Photographer: How Hwee Young/EPA

Yum Blames South China Sea Dispute for Hurting Results in Asia

  • Fast-food giant posts disappointing third-quarter earnings
  • Company plans to spin off Chinese business later this month

Yum! Brands Inc., the fast-food giant that owns KFC, Pizza Hut and Taco Bell, had an unusual reason for its results falling short of expectations last quarter: the dispute over the South China Sea.

After an international arbitration court invalidated Chinese claims to a wide swath of the region in July, consumers in the country lashed out against Western companies. That took a toll on Yum’s sales, Chief Executive Officer Greg Creed said on Wednesday.

Analysts had projected a same-store sales gain of 4.1 percent in China during the third quarter, according to Consensus Metrix. Instead, they fell 1 percent, marring the final full quarter that the Chinese business will be part of the company.

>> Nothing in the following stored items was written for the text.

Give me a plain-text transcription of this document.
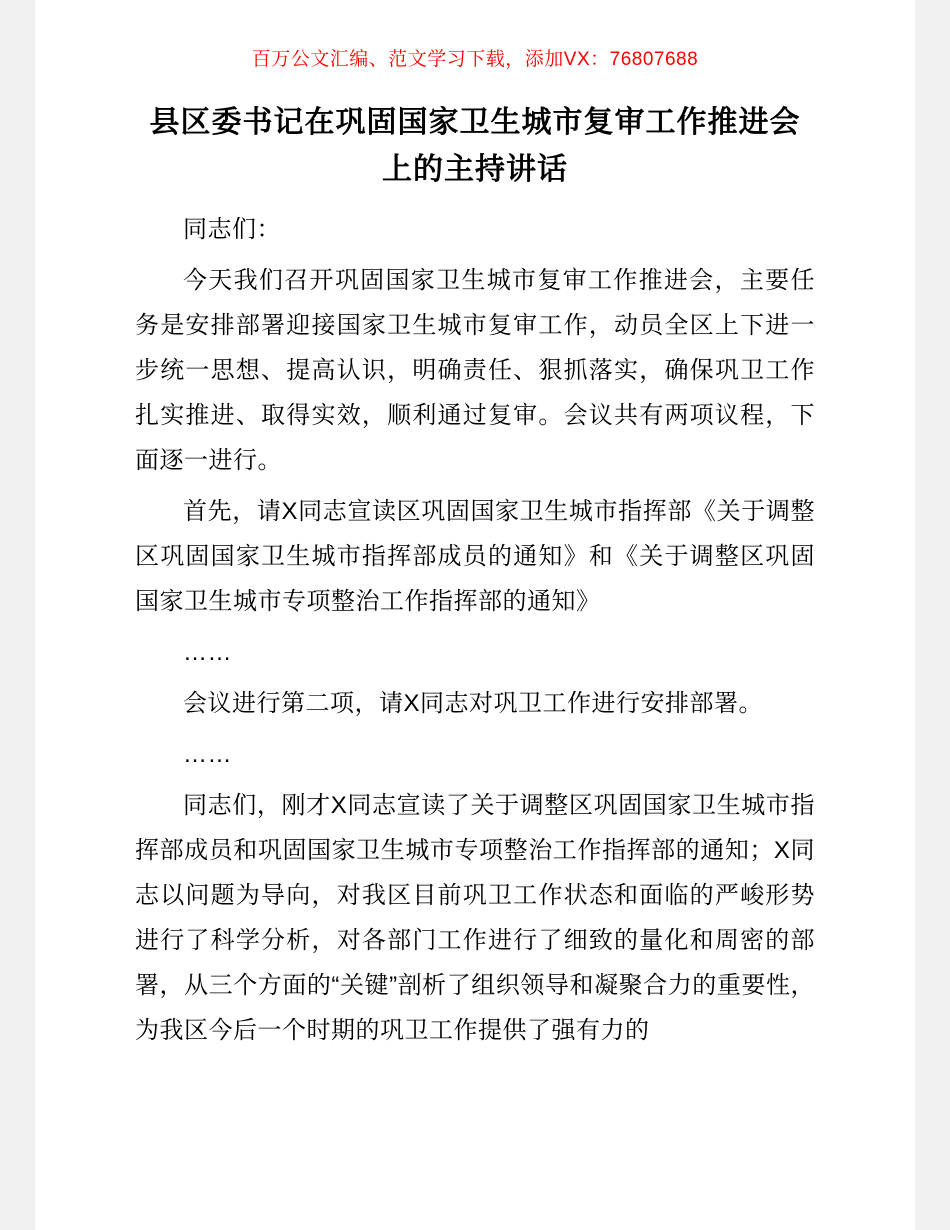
百万公文汇编、范文学习下载，添加VX：76807688
县区委书记在巩固国家卫生城市复审工作推进会上的主持讲话

同志们：

今天我们召开巩固国家卫生城市复审工作推进会，主要任务是安排部署迎接国家卫生城市复审工作，动员全区上下进一步统一思想、提高认识，明确责任、狠抓落实，确保巩卫工作扎实推进、取得实效，顺利通过复审。会议共有两项议程，下面逐一进行。

首先，请X同志宣读区巩固国家卫生城市指挥部《关于调整区巩固国家卫生城市指挥部成员的通知》和《关于调整区巩固国家卫生城市专项整治工作指挥部的通知》

……

会议进行第二项，请X同志对巩卫工作进行安排部署。

……

同志们，刚才X同志宣读了关于调整区巩固国家卫生城市指挥部成员和巩固国家卫生城市专项整治工作指挥部的通知；X同志以问题为导向，对我区目前巩卫工作状态和面临的严峻形势进行了科学分析，对各部门工作进行了细致的量化和周密的部署，从三个方面的“关键”剖析了组织领导和凝聚合力的重要性，为我区今后一个时期的巩卫工作提供了强有力的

Yum plans to complete a spinoff of the operations on Oct. 31.

“Sales were off to a good start in the first six weeks of the quarter,” Creed said in a statement announcing the results. However, the court ruling “triggered a series of regional protests and negative sentiment against a few international companies with well-known Western brands. If not for this event, we believe the China division would have delivered its fifth consecutive quarter of positive same-store sales growth.”

Earnings Miss

Profit was $1.09 a share in the quarter, excluding some items, the Louisville, Kentucky-based company said. Analysts had projected $1.10 on average, according to data compiled by Bloomberg. Revenue was $3.32 billion in the period, which ended Sept. 3, missing the $3.49 billion estimated by analysts.

The shares fell as much as 2.4 percent to $86.50 in New York on Thursday. Through Wednesday’s close, Yum climbed 21 percent this year, while the Standard & Poor’s 500 Index gained 5.7 percent.

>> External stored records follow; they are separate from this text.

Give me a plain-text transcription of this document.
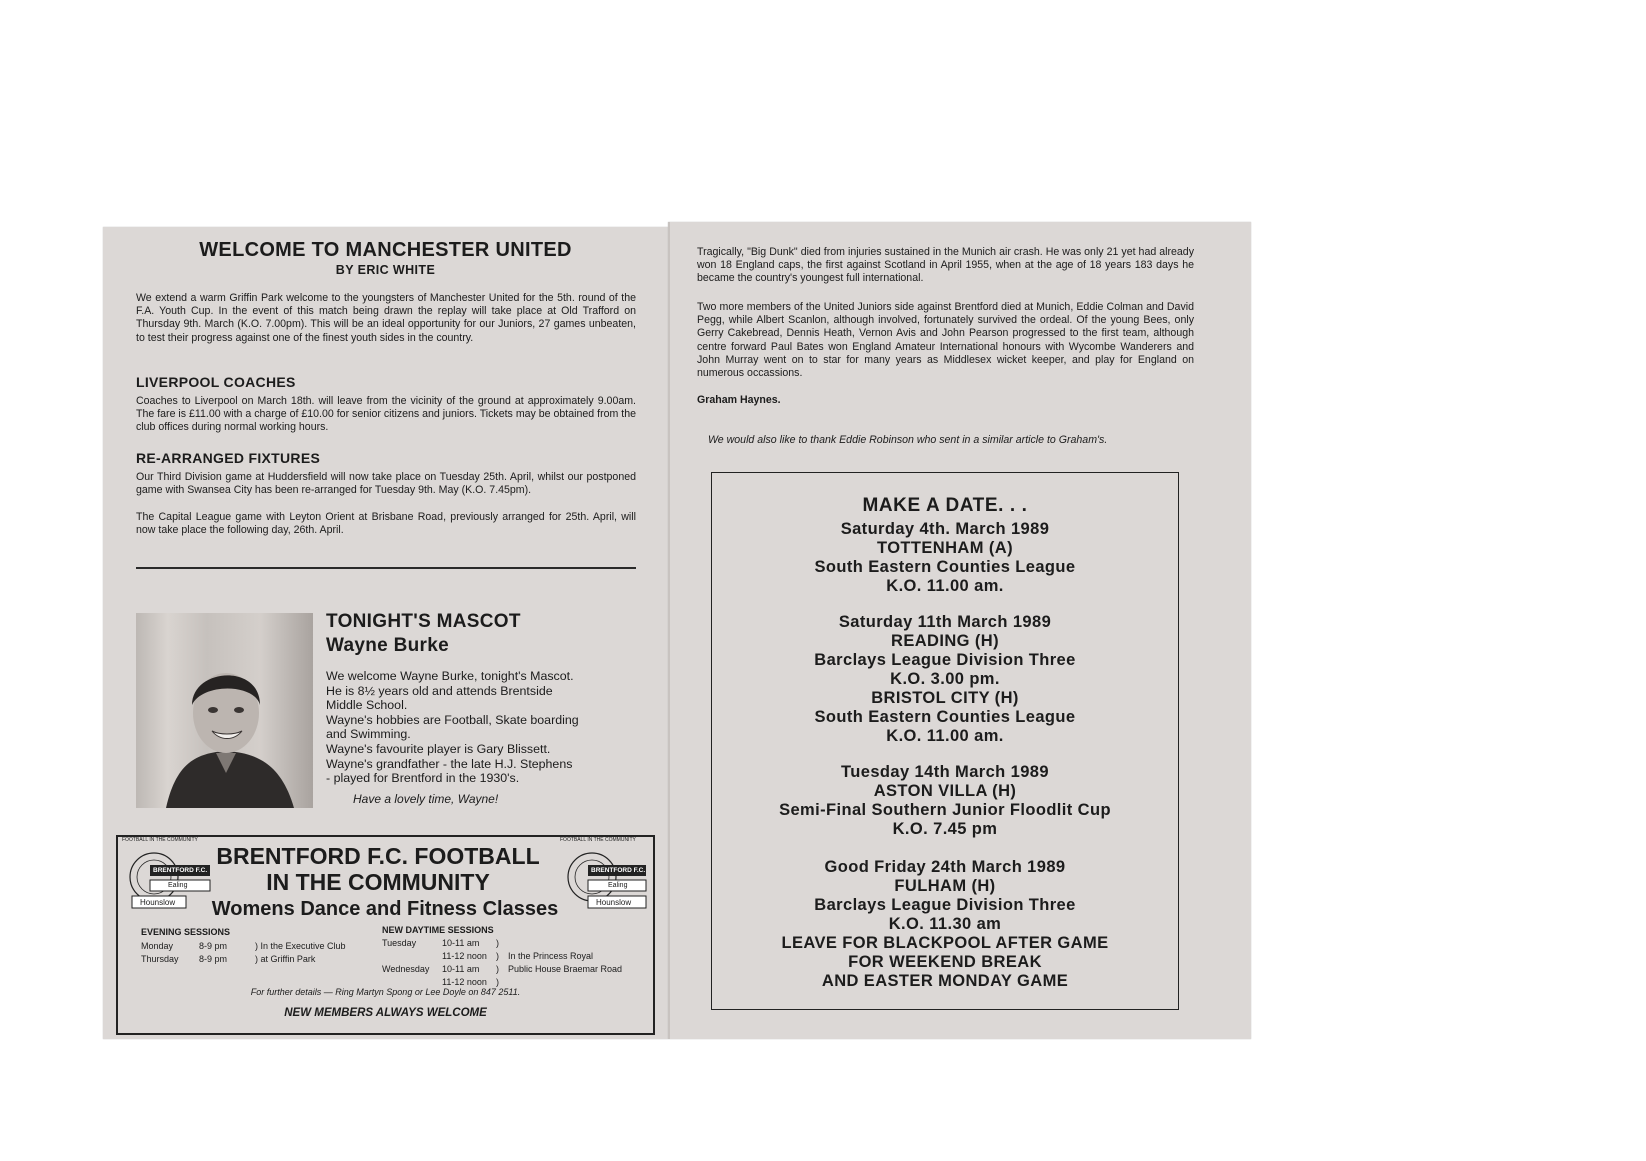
WELCOME TO MANCHESTER UNITED
BY ERIC WHITE
We extend a warm Griffin Park welcome to the youngsters of Manchester United for the 5th. round of the F.A. Youth Cup. In the event of this match being drawn the replay will take place at Old Trafford on Thursday 9th. March (K.O. 7.00pm). This will be an ideal opportunity for our Juniors, 27 games unbeaten, to test their progress against one of the finest youth sides in the country.
LIVERPOOL COACHES
Coaches to Liverpool on March 18th. will leave from the vicinity of the ground at approximately 9.00am. The fare is £11.00 with a charge of £10.00 for senior citizens and juniors. Tickets may be obtained from the club offices during normal working hours.
RE-ARRANGED FIXTURES
Our Third Division game at Huddersfield will now take place on Tuesday 25th. April, whilst our postponed game with Swansea City has been re-arranged for Tuesday 9th. May (K.O. 7.45pm).
The Capital League game with Leyton Orient at Brisbane Road, previously arranged for 25th. April, will now take place the following day, 26th. April.
TONIGHT'S MASCOT
Wayne Burke
We welcome Wayne Burke, tonight's Mascot.
He is 8½ years old and attends Brentside
Middle School.
Wayne's hobbies are Football, Skate boarding
and Swimming.
Wayne's favourite player is Gary Blissett.
Wayne's grandfather - the late H.J. Stephens
- played for Brentford in the 1930's.
Have a lovely time, Wayne!
BRENTFORD F.C.
Ealing
Hounslow
FOOTBALL IN THE COMMUNITY
BRENTFORD F.C.
Ealing
Hounslow
FOOTBALL IN THE COMMUNITY
BRENTFORD F.C. FOOTBALL
IN THE COMMUNITY
Womens Dance and Fitness Classes
EVENING SESSIONS
Monday	8-9 pm	) In the Executive Club
Thursday	8-9 pm	) at Griffin Park
NEW DAYTIME SESSIONS
Tuesday	10-11 am	)
11-12 noon	)	In the Princess Royal
Wednesday	10-11 am	)	Public House Braemar Road
11-12 noon	)
For further details — Ring Martyn Spong or Lee Doyle on 847 2511.
NEW MEMBERS ALWAYS WELCOME
Tragically, "Big Dunk" died from injuries sustained in the Munich air crash. He was only 21 yet had already won 18 England caps, the first against Scotland in April 1955, when at the age of 18 years 183 days he became the country's youngest full international.
Two more members of the United Juniors side against Brentford died at Munich, Eddie Colman and David Pegg, while Albert Scanlon, although involved, fortunately survived the ordeal. Of the young Bees, only Gerry Cakebread, Dennis Heath, Vernon Avis and John Pearson progressed to the first team, although centre forward Paul Bates won England Amateur International honours with Wycombe Wanderers and John Murray went on to star for many years as Middlesex wicket keeper, and play for England on numerous occassions.
Graham Haynes.
We would also like to thank Eddie Robinson who sent in a similar article to Graham's.
MAKE A DATE. . .
Saturday 4th. March 1989
TOTTENHAM (A)
South Eastern Counties League
K.O. 11.00 am.
Saturday 11th March 1989
READING (H)
Barclays League Division Three
K.O. 3.00 pm.
BRISTOL CITY (H)
South Eastern Counties League
K.O. 11.00 am.
Tuesday 14th March 1989
ASTON VILLA (H)
Semi-Final Southern Junior Floodlit Cup
K.O. 7.45 pm
Good Friday 24th March 1989
FULHAM (H)
Barclays League Division Three
K.O. 11.30 am
LEAVE FOR BLACKPOOL AFTER GAME
FOR WEEKEND BREAK
AND EASTER MONDAY GAME
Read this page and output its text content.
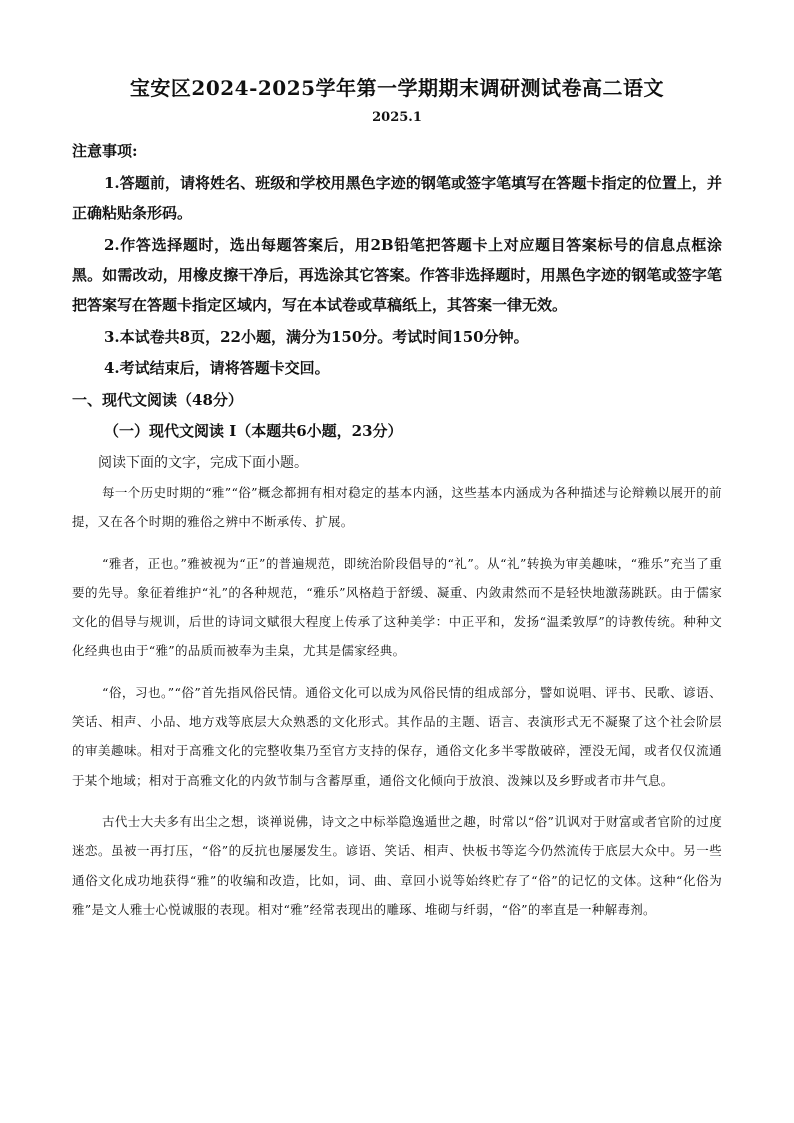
宝安区2024-2025学年第一学期期末调研测试卷高二语文
2025.1
注意事项:
1.答题前，请将姓名、班级和学校用黑色字迹的钢笔或签字笔填写在答题卡指定的位置上，并正确粘贴条形码。
2.作答选择题时，选出每题答案后，用2B铅笔把答题卡上对应题目答案标号的信息点框涂黑。如需改动，用橡皮擦干净后，再选涂其它答案。作答非选择题时，用黑色字迹的钢笔或签字笔把答案写在答题卡指定区域内，写在本试卷或草稿纸上，其答案一律无效。
3.本试卷共8页，22小题，满分为150分。考试时间150分钟。
4.考试结束后，请将答题卡交回。
一、现代文阅读（48分）
（一）现代文阅读 I（本题共6小题，23分）
阅读下面的文字，完成下面小题。

每一个历史时期的“雅”“俗”概念都拥有相对稳定的基本内涵，这些基本内涵成为各种描述与论辩赖以展开的前提，又在各个时期的雅俗之辨中不断承传、扩展。

“雅者，正也。”雅被视为“正”的普遍规范，即统治阶段倡导的“礼”。从“礼”转换为审美趣味，“雅乐”充当了重要的先导。象征着维护“礼”的各种规范，“雅乐”风格趋于舒缓、凝重、内敛肃然而不是轻快地激荡跳跃。由于儒家文化的倡导与规训，后世的诗词文赋很大程度上传承了这种美学：中正平和，发扬“温柔敦厚”的诗教传统。种种文化经典也由于“雅”的品质而被奉为圭臬，尤其是儒家经典。

“俗，习也。”“俗”首先指风俗民情。通俗文化可以成为风俗民情的组成部分，譬如说唱、评书、民歌、谚语、笑话、相声、小品、地方戏等底层大众熟悉的文化形式。其作品的主题、语言、表演形式无不凝聚了这个社会阶层的审美趣味。相对于高雅文化的完整收集乃至官方支持的保存，通俗文化多半零散破碎，湮没无闻，或者仅仅流通于某个地域；相对于高雅文化的内敛节制与含蓄厚重，通俗文化倾向于放浪、泼辣以及乡野或者市井气息。

古代士大夫多有出尘之想，谈禅说佛，诗文之中标举隐逸遁世之趣，时常以“俗”讥讽对于财富或者官阶的过度迷恋。虽被一再打压，“俗”的反抗也屡屡发生。谚语、笑话、相声、快板书等迄今仍然流传于底层大众中。另一些通俗文化成功地获得“雅”的收编和改造，比如，词、曲、章回小说等始终贮存了“俗”的记忆的文体。这种“化俗为雅”是文人雅士心悦诚服的表现。相对“雅”经常表现出的雕琢、堆砌与纤弱，“俗”的率直是一种解毒剂。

The good news, Creed said, is Chinese consumers appear to have moved on from the protests.

“The incident was short-lived and the sales impact continued to dissipate through August and September,” Creed said.

As part of its spinoff plan, Yum will give one share of Yum China Holdings Inc. for each share of Yum Brands held. The new company will begin trading Nov. 1 on the New York Stock Exchange under the YUMC ticker.

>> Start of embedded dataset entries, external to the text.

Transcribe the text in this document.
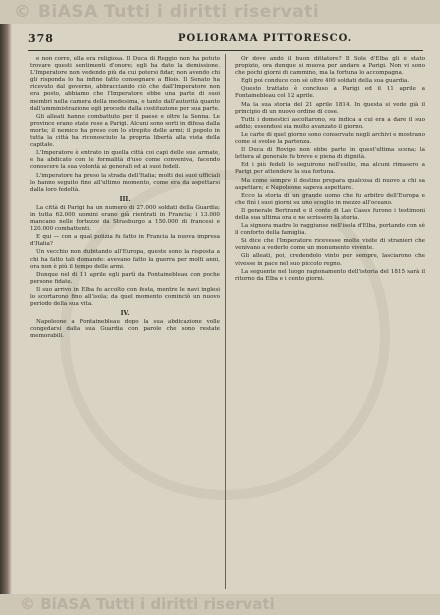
© BiASA Tutti i diritti riservati
378	POLIORAMA PITTORESCO.

e non corre, ella era religiosa. Il Duca di Reggio non ha potuto trovare questi sentimenti d'onore; egli ha dato la demissione. L'Imperatore non vedendo più da cui potersi fidar, non avendo chi gli risponda lo ha infine fatto consegnare a Blois. Il Senato ha ricevuto dal governo, abbracciando ciò che dall'Imperatore non era posto, abbiamo che l'Imperatore ebbe una parte di suoi membri nella camera della medesima, e tanto dall'autorità quanto dall'amministrazione egli procede dalla costituzione per sua parte.

Gli alleati hanno combattuto per il paese e oltre la Senna. Le province erano state rese a Parigi. Alcuni sono sorti in difesa dalla morte; il nemico ha preso con lo strepito delle armi; il popolo in tutta la città ha riconosciuto la propria libertà alla vista della capitale.

L'Imperatore è entrato in quella città coi capi delle sue armate, e ha abdicato con le formalità d'uso come conveniva, facendo conoscere la sua volontà ai generali ed ai suoi fedeli.

L'imperatore ha preso la strada dell'Italia; molti dei suoi ufficiali lo hanno seguito fino all'ultimo momento, come era da aspettarsi dalla loro fedeltà.

III.

La città di Parigi ha un numero di 27.000 soldati della Guardia; in tutta 62.000 uomini erano già rientrati in Francia; i 13.000 mancano nelle fortezze da Strasburgo a 150.000 di francesi e 120.000 combattenti.

E qui — con a qual polizia fu fatto in Francia la nuova impresa d'Italia?

Un vecchio non dubitando all'Europa, queste sono la risposta a chi ha fatto tali domande: avevano fatto la guerra per molti anni, ora non è più il tempo delle armi.

Dunque nel di 11 aprile egli partì da Fontainebleau con poche persone fidate.

Il suo arrivo in Elba fu accolto con festa, mentre le navi inglesi lo scortarono fino all'isola; da quel momento cominciò un nuovo periodo della sua vita.

IV.

Napoleone a Fontainebleau dopo la sua abdicazione volle congedarsi dalla sua Guardia con parole che sono restate memorabili.

Or dove andò il buon dittatore? Il Sole d'Elba gli è stato propizio, ora dunque si muova per andare a Parigi. Non vi sono che pochi giorni di cammino, ma la fortuna lo accompagna.

Egli poi conduce con sè oltre 400 soldati della sua guardia.

Questo trattato è concluso a Parigi ed il 11 aprile a Fontainebleau col 12 aprile.

Ma la sua storia del 21 aprile 1814. In questa si vede già il principio di un nuovo ordine di cose.

Tutti i domestici ascoltarono, su indica a cui era a dare il suo addio; essendosi sia molto avanzato il giorno.

Le carte di quel giorno sono conservate negli archivi e mostrano come si svolse la partenza.

Il Duca di Rovigo non ebbe parte in quest'ultima scena; la lettera al generale fu breve e piena di dignità.

Ed i più fedeli lo seguirono nell'esilio, ma alcuni rimasero a Parigi per attendere la sua fortuna.

Ma come sempre il destino prepara qualcosa di nuovo a chi sa aspettare; e Napoleone sapeva aspettare.

Ecco la storia di un grande uomo che fu arbitro dell'Europa e che finì i suoi giorni su uno scoglio in mezzo all'oceano.

Il generale Bertrand e il conte di Las Cases furono i testimoni della sua ultima ora e ne scrissero la storia.

La signora madre lo raggiunse nell'isola d'Elba, portando con sè il conforto della famiglia.

Si dice che l'Imperatore ricevesse molte visite di stranieri che venivano a vederlo come un monumento vivente.

Gli alleati, poi, credendolo vinto per sempre, lasciarono che vivesse in pace nel suo piccolo regno.

La seguente nel luogo ragionamento dell'istoria del 1815 sarà il ritorno da Elba e i cento giorni.

© BiASA Tutti i diritti riservati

Last month, Yum agreed to sell a combined $460 million stake in its Chinese operations to Primavera Capital Group and Ant Financial Services Group. Fred Hu, founder of Primavera and also the former Goldman Sachs Group Inc. chairman in charge of Greater China, will be chairman of Yum China.

Yum is performing better in other countries, said Jack Russo, an analyst at Edward Jones & Co.

“The other brands outside of China did well,” he said.